Tuesday, 02 January 2024 12:17 GMT

Brazil's Economy Edges Up In August, But Momentum Stays Fragile


(MENAFN- The Rio Times) Brazil's economy inched forward in August as the Central Bank's monthly activity index (IBC-Br) rose 0.4% from July on a seasonally adjusted basis, after a revised 0.52% drop the month before.

The gain was smaller than the median market call of roughly 0.7% and leaves activity only 0.1% above August last year. For 2025 so far, the index is up 2.6%; over the 12 months through August, it has grown 3.2%. The figures were published on Thursday, October 16, 2025.

The story inside the headline: factories and services did the lifting while farming slipped. Industry expanded 0.8% in the month and services rose 0.2%. Agriculture fell 1.9%, offsetting part of the improvement.

A taxes component increased 0.7%, and excluding agriculture the composite advanced 0.4%. Even so, the three-month moving average dipped 0.11%, and activity over the three months ended in August was about 1.0% lower than the prior three-month period-evidence that momentum remains soft.


Brazil's IBC-Br Signals Slow, Uneven Expansion
The story behind the story: IBC-Br is the Central Bank 's high-frequency proxy for growth, not the country's official GDP (which the statistics agency IBGE reports quarterly).

Because the two are built differently, month-to-month divergences-especially in sector breakdowns-are normal.

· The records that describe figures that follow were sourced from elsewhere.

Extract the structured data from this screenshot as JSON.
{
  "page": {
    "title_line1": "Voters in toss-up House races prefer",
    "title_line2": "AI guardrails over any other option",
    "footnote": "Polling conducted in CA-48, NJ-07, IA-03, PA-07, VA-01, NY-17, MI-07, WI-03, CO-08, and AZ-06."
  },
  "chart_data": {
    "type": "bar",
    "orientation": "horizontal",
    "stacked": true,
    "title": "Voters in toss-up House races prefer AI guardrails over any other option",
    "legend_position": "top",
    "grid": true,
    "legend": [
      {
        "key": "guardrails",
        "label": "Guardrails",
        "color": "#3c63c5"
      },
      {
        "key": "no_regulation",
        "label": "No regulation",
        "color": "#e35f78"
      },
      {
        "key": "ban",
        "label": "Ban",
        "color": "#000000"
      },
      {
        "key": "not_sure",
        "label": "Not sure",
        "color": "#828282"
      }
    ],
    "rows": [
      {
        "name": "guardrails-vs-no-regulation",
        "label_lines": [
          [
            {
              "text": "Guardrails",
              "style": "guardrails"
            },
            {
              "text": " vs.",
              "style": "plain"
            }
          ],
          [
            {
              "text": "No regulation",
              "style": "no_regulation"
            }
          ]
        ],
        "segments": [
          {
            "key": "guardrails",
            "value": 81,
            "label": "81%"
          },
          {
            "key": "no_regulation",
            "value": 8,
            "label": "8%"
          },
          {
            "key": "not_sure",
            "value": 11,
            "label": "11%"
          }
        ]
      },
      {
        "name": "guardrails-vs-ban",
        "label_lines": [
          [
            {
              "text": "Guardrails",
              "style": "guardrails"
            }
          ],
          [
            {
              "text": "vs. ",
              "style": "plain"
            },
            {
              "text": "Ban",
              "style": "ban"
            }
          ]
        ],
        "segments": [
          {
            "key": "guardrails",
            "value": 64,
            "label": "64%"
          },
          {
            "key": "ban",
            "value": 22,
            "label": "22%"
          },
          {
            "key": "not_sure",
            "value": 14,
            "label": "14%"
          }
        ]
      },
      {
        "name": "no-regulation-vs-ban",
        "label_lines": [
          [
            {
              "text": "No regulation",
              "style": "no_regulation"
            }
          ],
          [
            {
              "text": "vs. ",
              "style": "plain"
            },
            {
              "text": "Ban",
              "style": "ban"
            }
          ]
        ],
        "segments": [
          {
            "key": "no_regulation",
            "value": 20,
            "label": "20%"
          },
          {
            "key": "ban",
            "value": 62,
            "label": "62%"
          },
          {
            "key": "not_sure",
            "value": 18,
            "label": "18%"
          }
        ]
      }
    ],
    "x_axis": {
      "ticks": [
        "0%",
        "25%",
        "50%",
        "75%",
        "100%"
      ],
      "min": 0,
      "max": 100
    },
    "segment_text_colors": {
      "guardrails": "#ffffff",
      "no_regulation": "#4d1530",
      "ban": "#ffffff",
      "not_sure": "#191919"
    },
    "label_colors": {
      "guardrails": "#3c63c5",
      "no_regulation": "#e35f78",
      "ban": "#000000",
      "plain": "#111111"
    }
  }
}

What matters for decision-makers is the direction and persistence of the moves.

August's reading suggests Brazil is still expanding, but slowly: factories are stabilizing, services are inching forward, and agriculture is a drag.

Why this matters beyond Brazil: as Latin America 's largest economy and a major food and metals exporter, Brazil's growth path shapes regional trade, global commodity flows, and investment plans.

A modest, uneven upturn tends to keep hiring and capital spending cautious, which can temper import demand and delay large projects.

If industry and services keep improving and agriculture steadies, the quarterly GDP picture should firm; if not, the slowdown narrative persists.

Bottom line: a small step in the right direction, but not enough to declare a turn. The next few monthly prints-not one data point-will tell whether Brazil is regaining traction or merely catching its breath.